Making Sabudana Vada
- Heat oil for deep frying in a kadai. Add a tiny ball made from the mixture.
- Fry it on medium flame. If this ball does not break while frying, then you are good to go.
- If it breaks, then add 1 to 2 tablespoons of rajgira atta (or amaranth flour) again to the mixture and mix well.
- Now gently place the vada in the oil. Keep the flame to medium while frying. If the oil is cold, sabudana vada will absorb a lot of oil and become soggy.
- Add the vada for frying depending on the size of the kadai. Do not crowd the kadai or pan.

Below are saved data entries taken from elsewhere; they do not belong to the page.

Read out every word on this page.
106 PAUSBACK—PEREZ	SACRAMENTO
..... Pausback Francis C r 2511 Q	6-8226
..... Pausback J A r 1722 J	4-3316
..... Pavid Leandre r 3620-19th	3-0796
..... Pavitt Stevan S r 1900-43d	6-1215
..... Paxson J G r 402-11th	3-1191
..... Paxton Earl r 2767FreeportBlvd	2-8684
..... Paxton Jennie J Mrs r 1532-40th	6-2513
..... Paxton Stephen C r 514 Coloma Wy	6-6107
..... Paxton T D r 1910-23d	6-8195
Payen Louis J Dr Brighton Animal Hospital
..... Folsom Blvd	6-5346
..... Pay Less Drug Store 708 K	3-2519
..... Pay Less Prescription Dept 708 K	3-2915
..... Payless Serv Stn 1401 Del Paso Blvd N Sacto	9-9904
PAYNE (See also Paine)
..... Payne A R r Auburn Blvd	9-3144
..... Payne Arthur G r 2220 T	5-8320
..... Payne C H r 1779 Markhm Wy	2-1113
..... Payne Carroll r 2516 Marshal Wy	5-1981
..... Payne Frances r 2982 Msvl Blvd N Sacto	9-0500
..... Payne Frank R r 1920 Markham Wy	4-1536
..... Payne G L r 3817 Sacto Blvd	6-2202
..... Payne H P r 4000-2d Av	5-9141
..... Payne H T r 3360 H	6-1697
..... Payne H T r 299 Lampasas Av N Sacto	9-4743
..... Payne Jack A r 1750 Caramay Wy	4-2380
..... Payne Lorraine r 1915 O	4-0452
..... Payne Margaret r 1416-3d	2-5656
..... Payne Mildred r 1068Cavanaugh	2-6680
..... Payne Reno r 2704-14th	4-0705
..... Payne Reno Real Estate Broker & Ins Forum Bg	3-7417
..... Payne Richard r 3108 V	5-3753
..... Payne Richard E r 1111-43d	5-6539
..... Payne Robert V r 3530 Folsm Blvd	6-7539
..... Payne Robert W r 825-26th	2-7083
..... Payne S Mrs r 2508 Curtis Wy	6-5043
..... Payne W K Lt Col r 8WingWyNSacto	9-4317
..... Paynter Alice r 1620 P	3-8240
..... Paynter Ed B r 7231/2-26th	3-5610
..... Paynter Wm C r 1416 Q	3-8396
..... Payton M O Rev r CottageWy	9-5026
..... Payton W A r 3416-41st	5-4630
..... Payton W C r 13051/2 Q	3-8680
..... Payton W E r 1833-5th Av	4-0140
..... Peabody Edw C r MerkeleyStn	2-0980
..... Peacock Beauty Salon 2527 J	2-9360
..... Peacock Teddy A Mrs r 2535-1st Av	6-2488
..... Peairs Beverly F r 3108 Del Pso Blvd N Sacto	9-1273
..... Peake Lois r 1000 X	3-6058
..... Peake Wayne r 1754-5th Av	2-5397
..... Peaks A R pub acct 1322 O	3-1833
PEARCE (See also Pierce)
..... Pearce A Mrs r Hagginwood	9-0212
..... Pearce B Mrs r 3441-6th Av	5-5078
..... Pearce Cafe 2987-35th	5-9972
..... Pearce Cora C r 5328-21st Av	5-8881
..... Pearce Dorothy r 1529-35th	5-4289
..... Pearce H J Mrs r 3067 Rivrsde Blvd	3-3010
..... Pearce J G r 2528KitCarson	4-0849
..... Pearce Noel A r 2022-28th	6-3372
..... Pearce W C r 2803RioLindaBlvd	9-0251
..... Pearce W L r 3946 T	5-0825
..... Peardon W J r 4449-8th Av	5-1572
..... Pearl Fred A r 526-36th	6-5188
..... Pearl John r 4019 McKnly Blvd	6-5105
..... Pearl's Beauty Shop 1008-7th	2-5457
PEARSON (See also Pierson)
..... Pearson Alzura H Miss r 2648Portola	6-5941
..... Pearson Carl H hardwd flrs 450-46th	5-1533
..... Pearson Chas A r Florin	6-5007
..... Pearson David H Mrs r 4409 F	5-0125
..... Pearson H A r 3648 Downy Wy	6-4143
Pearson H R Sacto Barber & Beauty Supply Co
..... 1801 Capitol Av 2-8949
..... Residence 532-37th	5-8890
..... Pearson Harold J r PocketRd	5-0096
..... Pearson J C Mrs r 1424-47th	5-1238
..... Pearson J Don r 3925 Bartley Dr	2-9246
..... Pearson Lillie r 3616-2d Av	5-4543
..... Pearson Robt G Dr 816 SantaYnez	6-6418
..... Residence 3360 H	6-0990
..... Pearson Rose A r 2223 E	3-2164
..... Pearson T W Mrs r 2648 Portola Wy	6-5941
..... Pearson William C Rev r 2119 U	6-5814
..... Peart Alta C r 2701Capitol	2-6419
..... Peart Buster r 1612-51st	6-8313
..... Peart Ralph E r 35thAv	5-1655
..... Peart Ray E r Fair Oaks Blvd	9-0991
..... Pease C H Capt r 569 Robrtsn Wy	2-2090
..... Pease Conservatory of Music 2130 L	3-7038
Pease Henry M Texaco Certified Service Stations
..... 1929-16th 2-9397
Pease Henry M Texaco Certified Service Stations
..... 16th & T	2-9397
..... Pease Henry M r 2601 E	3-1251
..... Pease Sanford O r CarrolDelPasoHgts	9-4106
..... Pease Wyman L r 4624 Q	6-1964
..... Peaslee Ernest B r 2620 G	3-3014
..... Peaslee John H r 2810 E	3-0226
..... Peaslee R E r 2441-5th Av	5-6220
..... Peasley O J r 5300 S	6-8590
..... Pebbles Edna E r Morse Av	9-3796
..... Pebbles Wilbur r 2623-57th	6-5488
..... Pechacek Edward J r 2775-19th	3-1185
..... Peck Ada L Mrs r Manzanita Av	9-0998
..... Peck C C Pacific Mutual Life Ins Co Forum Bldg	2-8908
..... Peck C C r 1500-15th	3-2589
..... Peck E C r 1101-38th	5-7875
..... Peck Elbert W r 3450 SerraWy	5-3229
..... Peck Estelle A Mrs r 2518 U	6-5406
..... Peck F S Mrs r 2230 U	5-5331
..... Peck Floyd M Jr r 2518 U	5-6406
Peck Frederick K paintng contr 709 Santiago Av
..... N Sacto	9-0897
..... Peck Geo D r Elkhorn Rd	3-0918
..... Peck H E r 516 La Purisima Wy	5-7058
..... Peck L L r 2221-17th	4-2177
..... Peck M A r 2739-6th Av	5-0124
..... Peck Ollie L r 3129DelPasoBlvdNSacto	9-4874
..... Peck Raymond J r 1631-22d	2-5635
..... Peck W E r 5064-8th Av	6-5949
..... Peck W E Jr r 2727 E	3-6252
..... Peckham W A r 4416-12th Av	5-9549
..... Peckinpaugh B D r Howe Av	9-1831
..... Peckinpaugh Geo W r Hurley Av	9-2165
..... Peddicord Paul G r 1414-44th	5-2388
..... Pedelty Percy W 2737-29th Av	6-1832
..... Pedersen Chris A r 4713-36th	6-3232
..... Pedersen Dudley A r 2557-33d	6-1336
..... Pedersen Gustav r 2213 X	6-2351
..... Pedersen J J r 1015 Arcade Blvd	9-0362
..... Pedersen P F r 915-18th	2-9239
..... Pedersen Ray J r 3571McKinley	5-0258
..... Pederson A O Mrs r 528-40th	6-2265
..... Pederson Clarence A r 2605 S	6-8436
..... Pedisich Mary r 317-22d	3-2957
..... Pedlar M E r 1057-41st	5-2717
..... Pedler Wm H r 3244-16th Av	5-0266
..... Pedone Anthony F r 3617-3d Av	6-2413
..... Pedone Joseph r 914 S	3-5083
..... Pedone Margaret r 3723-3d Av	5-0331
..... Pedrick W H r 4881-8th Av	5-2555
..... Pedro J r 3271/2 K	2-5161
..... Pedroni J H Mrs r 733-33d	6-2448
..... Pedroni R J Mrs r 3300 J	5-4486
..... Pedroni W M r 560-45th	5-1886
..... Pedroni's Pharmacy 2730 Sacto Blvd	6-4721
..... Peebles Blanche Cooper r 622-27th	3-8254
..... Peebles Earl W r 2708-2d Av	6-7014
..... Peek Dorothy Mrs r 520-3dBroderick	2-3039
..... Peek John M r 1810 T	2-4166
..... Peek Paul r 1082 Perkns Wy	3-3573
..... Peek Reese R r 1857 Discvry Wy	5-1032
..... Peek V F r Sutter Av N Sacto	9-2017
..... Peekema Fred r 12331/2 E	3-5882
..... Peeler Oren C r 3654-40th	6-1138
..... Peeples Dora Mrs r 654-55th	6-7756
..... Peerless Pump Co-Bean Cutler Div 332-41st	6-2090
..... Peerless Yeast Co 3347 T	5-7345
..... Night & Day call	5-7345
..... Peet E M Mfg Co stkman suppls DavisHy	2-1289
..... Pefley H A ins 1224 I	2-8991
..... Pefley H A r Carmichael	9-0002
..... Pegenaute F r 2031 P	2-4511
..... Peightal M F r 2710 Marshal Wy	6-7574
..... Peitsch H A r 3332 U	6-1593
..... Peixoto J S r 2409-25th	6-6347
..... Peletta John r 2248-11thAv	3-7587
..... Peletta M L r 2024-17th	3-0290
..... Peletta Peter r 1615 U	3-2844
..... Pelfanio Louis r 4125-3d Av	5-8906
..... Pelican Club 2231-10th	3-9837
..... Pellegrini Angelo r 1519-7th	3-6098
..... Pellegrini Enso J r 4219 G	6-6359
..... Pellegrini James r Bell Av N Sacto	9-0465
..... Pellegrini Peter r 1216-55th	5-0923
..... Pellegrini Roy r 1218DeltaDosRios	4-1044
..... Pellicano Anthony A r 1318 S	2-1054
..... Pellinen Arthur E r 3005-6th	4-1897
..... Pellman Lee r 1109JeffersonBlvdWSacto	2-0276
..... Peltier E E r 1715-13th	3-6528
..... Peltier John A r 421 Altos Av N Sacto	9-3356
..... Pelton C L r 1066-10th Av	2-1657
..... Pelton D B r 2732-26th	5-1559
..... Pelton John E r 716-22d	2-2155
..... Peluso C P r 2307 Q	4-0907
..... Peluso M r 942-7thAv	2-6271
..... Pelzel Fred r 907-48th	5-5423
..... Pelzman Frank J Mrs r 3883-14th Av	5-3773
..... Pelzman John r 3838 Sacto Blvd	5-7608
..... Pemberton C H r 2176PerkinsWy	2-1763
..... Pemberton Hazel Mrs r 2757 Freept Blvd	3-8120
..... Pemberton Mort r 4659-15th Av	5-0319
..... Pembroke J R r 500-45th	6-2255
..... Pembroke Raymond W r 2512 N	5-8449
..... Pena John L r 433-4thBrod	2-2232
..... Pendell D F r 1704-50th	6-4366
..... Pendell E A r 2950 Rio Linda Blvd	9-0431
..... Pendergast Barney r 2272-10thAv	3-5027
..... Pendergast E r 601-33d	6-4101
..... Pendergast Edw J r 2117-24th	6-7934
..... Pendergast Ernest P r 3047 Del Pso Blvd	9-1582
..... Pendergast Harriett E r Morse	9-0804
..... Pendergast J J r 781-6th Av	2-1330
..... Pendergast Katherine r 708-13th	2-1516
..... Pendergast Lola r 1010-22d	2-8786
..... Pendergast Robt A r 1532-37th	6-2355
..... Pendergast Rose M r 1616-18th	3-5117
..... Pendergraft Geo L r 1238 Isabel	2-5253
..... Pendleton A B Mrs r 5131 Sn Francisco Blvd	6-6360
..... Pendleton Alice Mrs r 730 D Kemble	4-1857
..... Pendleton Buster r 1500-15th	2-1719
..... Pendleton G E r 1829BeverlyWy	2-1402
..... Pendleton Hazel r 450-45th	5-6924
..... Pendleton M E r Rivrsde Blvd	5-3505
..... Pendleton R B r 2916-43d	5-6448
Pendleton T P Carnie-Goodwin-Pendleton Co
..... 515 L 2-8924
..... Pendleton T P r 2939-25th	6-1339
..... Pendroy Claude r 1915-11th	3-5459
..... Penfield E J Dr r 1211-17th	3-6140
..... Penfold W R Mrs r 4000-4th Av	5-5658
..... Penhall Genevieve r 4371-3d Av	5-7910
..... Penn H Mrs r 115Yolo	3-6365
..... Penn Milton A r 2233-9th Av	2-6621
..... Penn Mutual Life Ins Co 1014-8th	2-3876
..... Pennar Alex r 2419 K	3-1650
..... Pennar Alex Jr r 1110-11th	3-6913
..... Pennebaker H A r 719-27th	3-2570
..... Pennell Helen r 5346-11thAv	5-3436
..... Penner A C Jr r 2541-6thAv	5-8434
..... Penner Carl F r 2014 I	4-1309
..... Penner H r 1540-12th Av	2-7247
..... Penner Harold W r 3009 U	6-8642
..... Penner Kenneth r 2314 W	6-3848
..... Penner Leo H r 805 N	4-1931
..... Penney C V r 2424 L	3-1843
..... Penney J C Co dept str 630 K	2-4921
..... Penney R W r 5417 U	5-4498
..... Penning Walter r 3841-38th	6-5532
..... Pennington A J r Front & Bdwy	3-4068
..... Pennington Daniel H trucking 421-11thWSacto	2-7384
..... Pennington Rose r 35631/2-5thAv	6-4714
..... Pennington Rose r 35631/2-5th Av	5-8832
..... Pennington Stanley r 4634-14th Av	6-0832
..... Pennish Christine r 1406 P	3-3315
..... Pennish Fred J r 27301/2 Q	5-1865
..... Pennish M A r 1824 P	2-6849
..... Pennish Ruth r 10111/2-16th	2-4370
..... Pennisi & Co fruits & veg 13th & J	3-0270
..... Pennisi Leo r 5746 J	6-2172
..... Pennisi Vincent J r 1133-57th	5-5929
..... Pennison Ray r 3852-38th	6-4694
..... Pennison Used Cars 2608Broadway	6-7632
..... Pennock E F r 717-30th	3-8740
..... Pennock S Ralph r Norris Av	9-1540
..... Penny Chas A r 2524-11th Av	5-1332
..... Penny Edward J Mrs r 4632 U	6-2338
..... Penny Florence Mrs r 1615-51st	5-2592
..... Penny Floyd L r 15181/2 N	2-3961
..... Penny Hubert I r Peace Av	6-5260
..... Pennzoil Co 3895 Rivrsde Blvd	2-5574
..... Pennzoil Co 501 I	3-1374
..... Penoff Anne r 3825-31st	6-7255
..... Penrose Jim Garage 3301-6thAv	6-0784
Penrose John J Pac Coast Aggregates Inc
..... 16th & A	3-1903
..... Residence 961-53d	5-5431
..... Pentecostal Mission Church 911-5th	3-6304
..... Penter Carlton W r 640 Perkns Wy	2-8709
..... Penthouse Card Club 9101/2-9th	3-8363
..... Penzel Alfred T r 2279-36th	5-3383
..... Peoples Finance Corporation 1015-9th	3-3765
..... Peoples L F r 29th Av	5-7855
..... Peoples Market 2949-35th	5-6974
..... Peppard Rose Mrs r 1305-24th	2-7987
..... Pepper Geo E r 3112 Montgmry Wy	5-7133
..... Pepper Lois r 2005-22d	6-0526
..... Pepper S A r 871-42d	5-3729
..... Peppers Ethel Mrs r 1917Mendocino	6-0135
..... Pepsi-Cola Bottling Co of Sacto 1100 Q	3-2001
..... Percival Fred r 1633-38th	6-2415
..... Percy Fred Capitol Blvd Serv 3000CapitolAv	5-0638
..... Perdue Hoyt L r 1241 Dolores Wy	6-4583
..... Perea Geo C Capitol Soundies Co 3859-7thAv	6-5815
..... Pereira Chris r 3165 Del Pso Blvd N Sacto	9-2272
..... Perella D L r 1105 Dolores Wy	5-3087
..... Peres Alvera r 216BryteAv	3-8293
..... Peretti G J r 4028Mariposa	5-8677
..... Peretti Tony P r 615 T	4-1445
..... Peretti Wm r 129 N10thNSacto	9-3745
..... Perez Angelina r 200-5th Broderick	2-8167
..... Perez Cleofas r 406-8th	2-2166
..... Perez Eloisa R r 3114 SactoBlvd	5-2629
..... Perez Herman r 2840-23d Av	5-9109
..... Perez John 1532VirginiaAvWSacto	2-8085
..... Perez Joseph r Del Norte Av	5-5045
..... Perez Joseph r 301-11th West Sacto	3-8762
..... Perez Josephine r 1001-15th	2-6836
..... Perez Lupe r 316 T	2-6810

- When one side gets golden, then only flip the vada. Otherwise, don't even touch as they might break if not cooked.
- Turn over a couple of times so as to fry the sabudana vada evenly.
- Fry till they are crisp and golden
- Remove them with a slotted spoon. Place on kitchen paper towels to absorb excess oil. Prepare vada with the remaining mixture this way.
- Serve sabudana vada with sweet curd/yoghurt or green chutney. You could also serve them with tomato sauce.
- Sabudana: The sabudana (sago) has to be really soaked well. Not even a little hardness should be left in the sago.
- Moisture: The water needs to be drained well. Use a seive or a colander to drain the water. If there is moisture in the mixture, then you won't get a proper shape of the vada and they will become soggy from inside.
- Frying & Oil Temperature: The oil has to be neither too hot nor warm. If it's hot, the patties will burn from outside leaving the inside portion uncooked. If warm, then patties will absorb oil, making them loaded with oil and soggy.
- Browning: If you want the sabudana vada to be crisp from outside, you need to brown them a little more.
- Ready roasted peanuts: You could use roasted peanuts which are unsalted. Only if the peanuts are not roasted, then you need to roast them. You can also roast the peanuts a couple of days before and then use them in the recipe.
- Removing the peanut skins: If they are roasted, then on roasting the skin becomes flaky and you can remove the skin easily from the peanuts with your fingers.
- Helpful tip: If the patties breaks or bursts while frying, then add some flour (buckwheat, amaranth, water chestnut flour) in the vada mixture. If not fasting, then you can add rice flour.